One of the essential elements in planning for retirement is estimating how much income from working will need to be replaced once the job is no longer there to provide it.
But what if those estimates are wrong?
That's exactly the problem, says a paper from HealthView Insights.
Income replacement ratios, on which not just would-be retirees but also financial advisors and plan sponsors rely to project how much income a retiree will need to cover his needs, are flawed, because they fail to account for the true cost of health care in retirement.
And that means that estimates based on existing IRRs could come up short at the worst possible time.
The paper says that workers saving for retirement are relying on an IRR that does not take into account the fact that most Americans are only paying 25 percent of their health care costs while working.
Once they retire, they'll be liable for the 75 percent currently subsidized by their employer, and to keep their coverage at all comparable to what they had during employment, they'll have to sign on for Medicare Parts A, B, and D, and buy a supplemental policy as well. Then they'll be on the hook for premiums and copays for any coverage that requires them.
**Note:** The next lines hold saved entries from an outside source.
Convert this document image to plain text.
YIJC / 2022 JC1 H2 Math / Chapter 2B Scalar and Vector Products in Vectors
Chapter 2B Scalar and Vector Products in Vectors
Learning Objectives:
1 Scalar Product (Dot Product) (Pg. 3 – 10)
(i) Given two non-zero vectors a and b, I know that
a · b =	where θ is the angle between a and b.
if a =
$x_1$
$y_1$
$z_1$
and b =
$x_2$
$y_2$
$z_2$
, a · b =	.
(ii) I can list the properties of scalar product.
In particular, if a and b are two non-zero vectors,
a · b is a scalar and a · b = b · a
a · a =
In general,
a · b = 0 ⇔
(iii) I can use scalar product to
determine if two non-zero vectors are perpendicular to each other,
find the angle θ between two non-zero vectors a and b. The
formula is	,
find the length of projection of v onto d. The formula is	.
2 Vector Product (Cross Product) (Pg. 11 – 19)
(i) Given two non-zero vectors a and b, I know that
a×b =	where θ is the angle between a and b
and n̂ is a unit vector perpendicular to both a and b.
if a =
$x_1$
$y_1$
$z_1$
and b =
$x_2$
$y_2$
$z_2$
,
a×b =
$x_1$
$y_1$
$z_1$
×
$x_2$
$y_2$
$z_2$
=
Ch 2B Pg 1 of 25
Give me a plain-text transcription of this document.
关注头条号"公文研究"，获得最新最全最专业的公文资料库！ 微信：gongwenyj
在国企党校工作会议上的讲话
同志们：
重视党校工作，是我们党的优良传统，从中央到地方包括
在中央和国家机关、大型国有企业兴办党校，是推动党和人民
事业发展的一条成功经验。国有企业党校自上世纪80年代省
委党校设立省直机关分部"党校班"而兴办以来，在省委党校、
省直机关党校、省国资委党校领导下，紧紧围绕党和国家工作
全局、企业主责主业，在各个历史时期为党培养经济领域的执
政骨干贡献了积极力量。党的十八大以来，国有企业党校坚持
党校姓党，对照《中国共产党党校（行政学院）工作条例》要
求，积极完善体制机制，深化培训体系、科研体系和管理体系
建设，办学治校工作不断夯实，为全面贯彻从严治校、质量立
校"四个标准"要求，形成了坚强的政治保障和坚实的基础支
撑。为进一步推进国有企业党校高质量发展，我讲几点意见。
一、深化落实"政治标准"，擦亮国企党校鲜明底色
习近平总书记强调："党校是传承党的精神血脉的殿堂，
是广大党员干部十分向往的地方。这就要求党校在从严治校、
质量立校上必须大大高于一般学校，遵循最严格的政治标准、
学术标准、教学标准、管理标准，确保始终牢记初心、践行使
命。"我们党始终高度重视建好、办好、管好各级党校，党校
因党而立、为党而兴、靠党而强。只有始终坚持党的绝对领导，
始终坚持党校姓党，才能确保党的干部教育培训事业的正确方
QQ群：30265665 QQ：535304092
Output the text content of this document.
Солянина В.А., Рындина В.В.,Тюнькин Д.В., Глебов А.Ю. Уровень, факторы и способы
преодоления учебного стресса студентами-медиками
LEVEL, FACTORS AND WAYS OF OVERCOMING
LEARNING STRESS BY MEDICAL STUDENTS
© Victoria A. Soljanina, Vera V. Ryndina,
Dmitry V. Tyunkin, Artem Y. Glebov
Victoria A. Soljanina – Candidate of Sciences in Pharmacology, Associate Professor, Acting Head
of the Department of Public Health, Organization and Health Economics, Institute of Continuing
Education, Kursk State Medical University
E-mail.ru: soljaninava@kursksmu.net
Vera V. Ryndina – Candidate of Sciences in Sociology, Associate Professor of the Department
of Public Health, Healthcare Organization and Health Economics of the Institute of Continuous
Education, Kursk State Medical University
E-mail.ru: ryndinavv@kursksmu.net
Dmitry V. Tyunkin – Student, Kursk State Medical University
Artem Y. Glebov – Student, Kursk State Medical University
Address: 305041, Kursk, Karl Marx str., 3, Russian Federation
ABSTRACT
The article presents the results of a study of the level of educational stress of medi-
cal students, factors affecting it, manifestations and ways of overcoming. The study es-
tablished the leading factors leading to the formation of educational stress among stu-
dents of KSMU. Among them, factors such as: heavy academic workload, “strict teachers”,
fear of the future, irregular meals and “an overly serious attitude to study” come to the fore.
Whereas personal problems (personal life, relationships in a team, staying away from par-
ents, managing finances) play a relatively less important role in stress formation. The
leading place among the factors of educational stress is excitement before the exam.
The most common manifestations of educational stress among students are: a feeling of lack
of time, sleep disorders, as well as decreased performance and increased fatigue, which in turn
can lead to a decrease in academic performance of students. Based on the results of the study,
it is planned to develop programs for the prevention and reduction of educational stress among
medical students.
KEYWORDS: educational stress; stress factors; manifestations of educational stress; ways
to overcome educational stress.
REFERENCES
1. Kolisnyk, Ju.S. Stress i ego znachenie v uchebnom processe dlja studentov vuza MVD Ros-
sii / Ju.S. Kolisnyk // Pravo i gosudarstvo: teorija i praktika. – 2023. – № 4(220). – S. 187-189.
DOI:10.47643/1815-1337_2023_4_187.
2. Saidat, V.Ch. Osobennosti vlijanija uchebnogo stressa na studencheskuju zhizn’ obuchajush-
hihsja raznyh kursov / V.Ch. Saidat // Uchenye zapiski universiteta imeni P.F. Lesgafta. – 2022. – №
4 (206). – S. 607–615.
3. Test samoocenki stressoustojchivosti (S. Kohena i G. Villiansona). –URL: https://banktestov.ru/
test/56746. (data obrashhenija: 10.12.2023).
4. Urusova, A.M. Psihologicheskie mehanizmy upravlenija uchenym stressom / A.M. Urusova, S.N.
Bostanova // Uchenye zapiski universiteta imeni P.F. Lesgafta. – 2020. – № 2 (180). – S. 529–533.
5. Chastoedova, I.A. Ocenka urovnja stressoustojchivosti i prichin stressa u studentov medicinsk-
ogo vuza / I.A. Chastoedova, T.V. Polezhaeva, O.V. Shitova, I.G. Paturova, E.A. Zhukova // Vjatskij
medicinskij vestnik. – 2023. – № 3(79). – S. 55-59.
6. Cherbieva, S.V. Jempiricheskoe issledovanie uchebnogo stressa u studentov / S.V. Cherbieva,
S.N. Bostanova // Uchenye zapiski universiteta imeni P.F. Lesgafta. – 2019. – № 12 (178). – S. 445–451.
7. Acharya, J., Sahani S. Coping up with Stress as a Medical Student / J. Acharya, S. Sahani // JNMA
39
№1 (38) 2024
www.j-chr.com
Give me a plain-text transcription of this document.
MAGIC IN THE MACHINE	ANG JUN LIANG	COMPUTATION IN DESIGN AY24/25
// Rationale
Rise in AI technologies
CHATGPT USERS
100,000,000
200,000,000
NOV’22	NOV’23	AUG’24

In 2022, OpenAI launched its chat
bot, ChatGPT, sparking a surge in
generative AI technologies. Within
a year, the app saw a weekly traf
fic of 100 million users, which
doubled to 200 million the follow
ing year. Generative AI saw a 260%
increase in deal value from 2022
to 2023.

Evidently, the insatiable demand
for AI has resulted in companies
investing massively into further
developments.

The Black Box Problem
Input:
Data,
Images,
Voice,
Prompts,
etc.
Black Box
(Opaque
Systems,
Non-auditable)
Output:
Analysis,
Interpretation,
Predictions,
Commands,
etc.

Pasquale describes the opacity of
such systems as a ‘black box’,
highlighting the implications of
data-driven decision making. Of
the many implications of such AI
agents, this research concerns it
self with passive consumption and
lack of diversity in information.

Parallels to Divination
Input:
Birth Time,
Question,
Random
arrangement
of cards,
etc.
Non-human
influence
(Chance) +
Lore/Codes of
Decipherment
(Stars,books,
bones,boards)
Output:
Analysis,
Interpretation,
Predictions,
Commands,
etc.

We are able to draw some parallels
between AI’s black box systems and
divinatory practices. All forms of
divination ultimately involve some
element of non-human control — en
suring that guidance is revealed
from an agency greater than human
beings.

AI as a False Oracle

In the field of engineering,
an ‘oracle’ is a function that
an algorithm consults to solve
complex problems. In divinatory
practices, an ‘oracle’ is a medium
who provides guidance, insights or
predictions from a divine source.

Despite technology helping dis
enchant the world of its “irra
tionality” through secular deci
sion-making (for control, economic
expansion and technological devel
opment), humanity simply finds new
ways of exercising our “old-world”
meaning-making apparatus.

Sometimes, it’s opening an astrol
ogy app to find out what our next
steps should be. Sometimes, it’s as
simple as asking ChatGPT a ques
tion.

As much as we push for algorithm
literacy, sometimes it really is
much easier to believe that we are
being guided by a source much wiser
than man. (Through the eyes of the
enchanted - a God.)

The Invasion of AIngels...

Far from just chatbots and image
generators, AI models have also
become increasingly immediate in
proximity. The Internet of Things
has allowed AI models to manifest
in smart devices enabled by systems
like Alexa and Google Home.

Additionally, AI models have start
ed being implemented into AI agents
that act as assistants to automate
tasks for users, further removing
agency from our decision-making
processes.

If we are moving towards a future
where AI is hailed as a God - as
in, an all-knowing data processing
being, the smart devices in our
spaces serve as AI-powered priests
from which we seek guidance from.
And that's not even taking into account the potential for a catastrophic health event.
In addition, IRRs also assume that household expenses in retirement can be projected forward using the general inflation rate of 2.5–3 percent.
However, with health care costs projected to rise at about 6 percent per year "for the foreseeable future," this means that IRRs are building in a "disparity" that "[o]ver time … will widen the gap between retiree savings and health-related expenditures."
While the most widely used figure for income replacement ranges between 75–80 percent, determined by research that included income data from the Health and Retirement Study, some experts have said that that's not a high enough estimate, particularly for families and individuals who get by on lower incomes, who "spend a larger proportion of their incomes on necessities."
Current IRRs, which do not include such elements as unexpected out-of-pocket medical expenses, accurate health care inflation rates, life expectancy projections, and Medicare means-testing surcharges, aren't going to be adequate to produce sufficient income for retirees to afford quality health care and still maintain the standard of living they have planned for.
Those lower-income individuals and families will need 90 percent or even more of their current incomes during retirement to be able to meet all their expenses, including health care costs.
But it's not just the lower-income tier who will be in need of a higher IRR to be able to be comfortable during retirement, the paper said.
It cited AON Consulting's 2008 Replacement Ratio Study in saying that those in the $150,000–$250,000 annual income range would also have a tough time. "[I]t is becoming difficult for affluent individuals to generate sufficient retirement income based on Social Security and an employer's qualified plan alone," the study said, adding, "These individuals generally require a substantial portion of their retirement income to originate from nonqualified savings."